According to a survey carried out by the Institut français d'opinion publique (Ifop), 82 per cent of those questioned said they didn't have confidence in the government's ability to increase purchasing power.

And there's a general pessimism about things getting better any time in the near future, with only 37 per cent saying they remained "optimistic" as opposed to 53 per cent at the end of last year.

The general feeling also seems to be backed up by other figures. Those for example which reflect a change in the way the French holiday. This is a country which traditionally has a reputation for closing down for two months over the summer.

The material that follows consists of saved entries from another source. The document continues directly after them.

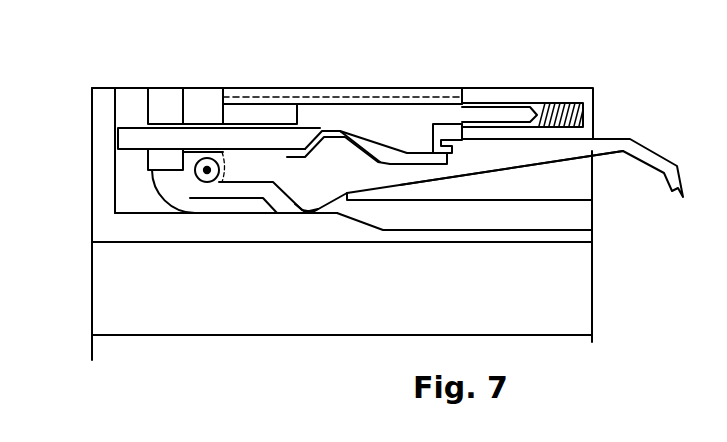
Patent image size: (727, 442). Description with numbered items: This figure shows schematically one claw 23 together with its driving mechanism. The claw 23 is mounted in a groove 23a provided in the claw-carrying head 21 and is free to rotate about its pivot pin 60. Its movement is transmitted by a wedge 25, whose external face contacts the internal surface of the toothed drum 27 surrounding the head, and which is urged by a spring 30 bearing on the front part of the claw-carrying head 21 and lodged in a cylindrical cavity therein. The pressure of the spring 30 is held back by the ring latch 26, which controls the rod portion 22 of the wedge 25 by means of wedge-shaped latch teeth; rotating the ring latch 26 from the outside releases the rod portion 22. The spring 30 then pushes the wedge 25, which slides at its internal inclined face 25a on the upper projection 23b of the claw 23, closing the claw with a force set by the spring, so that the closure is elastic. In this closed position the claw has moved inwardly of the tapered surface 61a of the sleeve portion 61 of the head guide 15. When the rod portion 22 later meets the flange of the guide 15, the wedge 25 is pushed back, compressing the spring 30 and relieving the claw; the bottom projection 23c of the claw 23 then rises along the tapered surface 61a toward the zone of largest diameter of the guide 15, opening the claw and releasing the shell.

The head guide 15 is at (98, 98).
The rod portion 22 is at (115, 145).
The claw-carrying head 21 is at (147, 203).
The pivot pin 60 is at (203, 178).
The ring latch 26 is at (205, 100).
The wedge 25 is at (315, 118).
The upper projection 23b is at (335, 150).
The toothed drum 27 is at (388, 93).
The internal inclined face 25a is at (373, 145).
The spring 30 is at (558, 103).
The claw 23 is at (650, 157).
The groove 23a is at (578, 177).
The bottom projection 23c is at (303, 213).
The tapered surface 61a is at (368, 216).
The sleeve portion 61 is at (345, 233).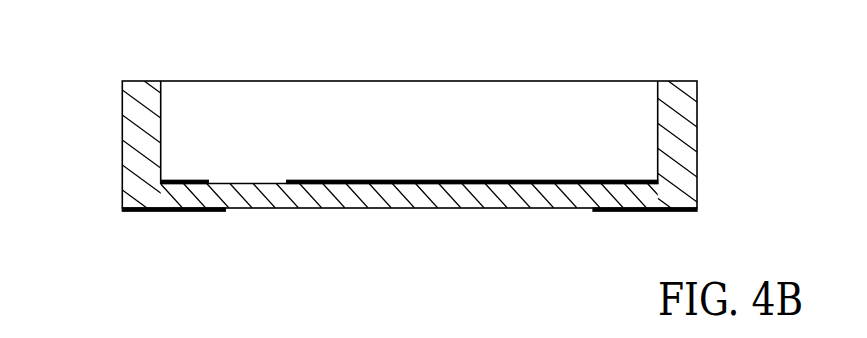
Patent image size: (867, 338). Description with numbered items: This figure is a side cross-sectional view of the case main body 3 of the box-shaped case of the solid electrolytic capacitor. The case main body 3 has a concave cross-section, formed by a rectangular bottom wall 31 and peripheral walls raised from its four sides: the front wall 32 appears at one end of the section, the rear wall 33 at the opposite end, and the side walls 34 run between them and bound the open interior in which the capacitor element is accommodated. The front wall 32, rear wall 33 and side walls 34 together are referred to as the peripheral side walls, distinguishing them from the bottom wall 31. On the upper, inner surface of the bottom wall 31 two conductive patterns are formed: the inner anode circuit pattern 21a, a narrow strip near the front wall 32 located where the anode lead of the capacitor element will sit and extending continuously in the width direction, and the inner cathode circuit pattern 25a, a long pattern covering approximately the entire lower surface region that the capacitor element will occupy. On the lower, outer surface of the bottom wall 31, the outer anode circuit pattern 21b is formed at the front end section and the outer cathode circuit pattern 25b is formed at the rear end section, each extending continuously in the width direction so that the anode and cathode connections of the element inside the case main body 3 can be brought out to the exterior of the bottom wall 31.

The case main body 3 is at (688, 57).
The inner anode circuit pattern 21a is at (190, 181).
The outer anode circuit pattern 21b is at (137, 213).
The inner cathode circuit pattern 25a is at (522, 181).
The outer cathode circuit pattern 25b is at (621, 212).
The bottom wall 31 is at (373, 199).
The front wall 32 is at (134, 131).
The rear wall 33 is at (685, 142).
The side wall 34 is at (392, 122).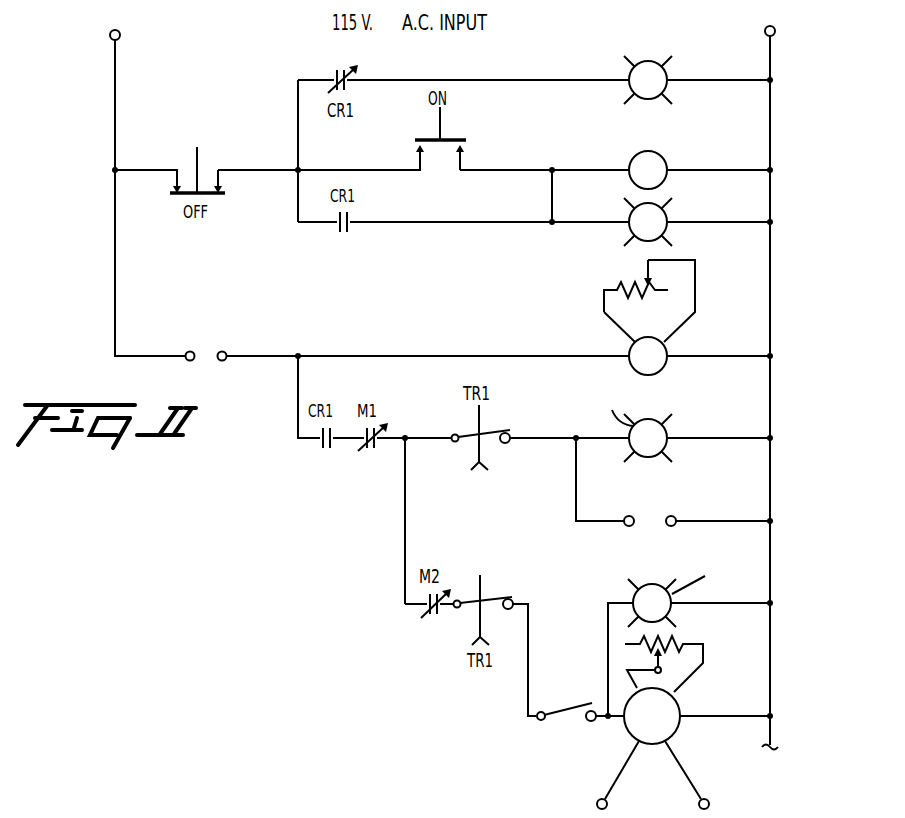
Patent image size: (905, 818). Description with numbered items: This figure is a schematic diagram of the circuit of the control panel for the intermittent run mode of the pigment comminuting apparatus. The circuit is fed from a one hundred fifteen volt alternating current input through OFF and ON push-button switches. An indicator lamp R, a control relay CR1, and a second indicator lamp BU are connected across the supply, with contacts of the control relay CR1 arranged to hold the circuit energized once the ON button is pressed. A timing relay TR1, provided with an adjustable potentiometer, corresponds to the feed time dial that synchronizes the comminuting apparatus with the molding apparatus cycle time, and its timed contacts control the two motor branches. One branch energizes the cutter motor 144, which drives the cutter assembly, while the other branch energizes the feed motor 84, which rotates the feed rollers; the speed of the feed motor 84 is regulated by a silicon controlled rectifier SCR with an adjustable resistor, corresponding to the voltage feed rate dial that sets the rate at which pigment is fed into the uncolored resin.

The motor 144 is at (662, 436).
The motor 84 is at (634, 596).
The red indicator lamp R is at (648, 80).
The control relay CR1 is at (648, 170).
The blue indicator lamp BU is at (648, 222).
The timing relay TR1 is at (649, 317).
The silicon controlled rectifier speed control SCR is at (683, 722).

Although summer isn't quite over yet (in spite of what the weather would have us believe) there's plenty of recent evidence around that the French have spent it busily counting their hard-earned centimes. Another Ifop poll at the end of July showed that 42 per cent of them had decided not to go on holiday this year. And according to Protourisme - an organisation representing France's hoteliers - the usually buoyant domestic French tourist industry has also been hit with overnight stays during July and August expected to witness a drop of two per cent over the same period last year.

Of course opinion polls don't tell the whole story. There's always a margin of error, but in these days where spin is an important part of political life this latest "purchasing power" survey won't make the government's job any easier in convincing the public that its policies are working, even as it prepares to push through a raft of reforms for parliamentary approval in the autumn.

In June it launched a media blitz campaign spending €4 million of taxpayers’ money on a television and press campaign to explain how it was going to win the battle to increase purchasing power. But apparently people still remain unconvinced.

While some would argue that it's up to individuals to create their own wealth and not the role of the state, the French government has passed a series of measures that are supposed to create those very conditions for economic growth.

They've included a relaxation of the country's 35-hour working week, which many economists agreed had put something of a stranglehold on the French labour market ever since it was introduced 10 years ago, and a reform to employment laws making overtime possible and giving people the chance to (in the words of Sarkozy's often repeated mantra) "work more to earn more."

If the public remains unconvinced, the economic figures don't exactly help either. According to a report in the weekly news magazine L'Express, the gross domestic product is now expected to see a projected growth of one per cent in 2008 - less than had been hoped. And although the magazine says evidence from the European Commission points to the contrary, the prime minister, François Fillon, maintains France is on target to reduce the public deficit from 2.7 to 2.5 per cent of GDP by the end of the year.

Still to continue process of reform and find the money to invest in social policies and transportation for example, the government needs money. Money that by its own admission it simply doesn't have and hasn't had since introducing a fiscal package costing a cool €13 billion in August last year, shortly after coming to power, which critics claim benefitted primarily the already better off by reducing inheritance tax.

Increases in the price of fuel and the consequent rise in the cost of a range of household products are of course not confined to France.

When it comes to public opinion people in this country (as in any other) don't really want to hear about global explanations to the problem. They want the government to address the everyday issues that effect them.

Little wonder then that with no money available to boost the economy and certainly none around for general tax breaks, the French are "feeling the pinch." And it's no surprise that they are also pretty gloomy about the future for a country in which half the population earns less than €1,500 per month when the best they're likely to be offered, at least in the short term, is more belt tightening.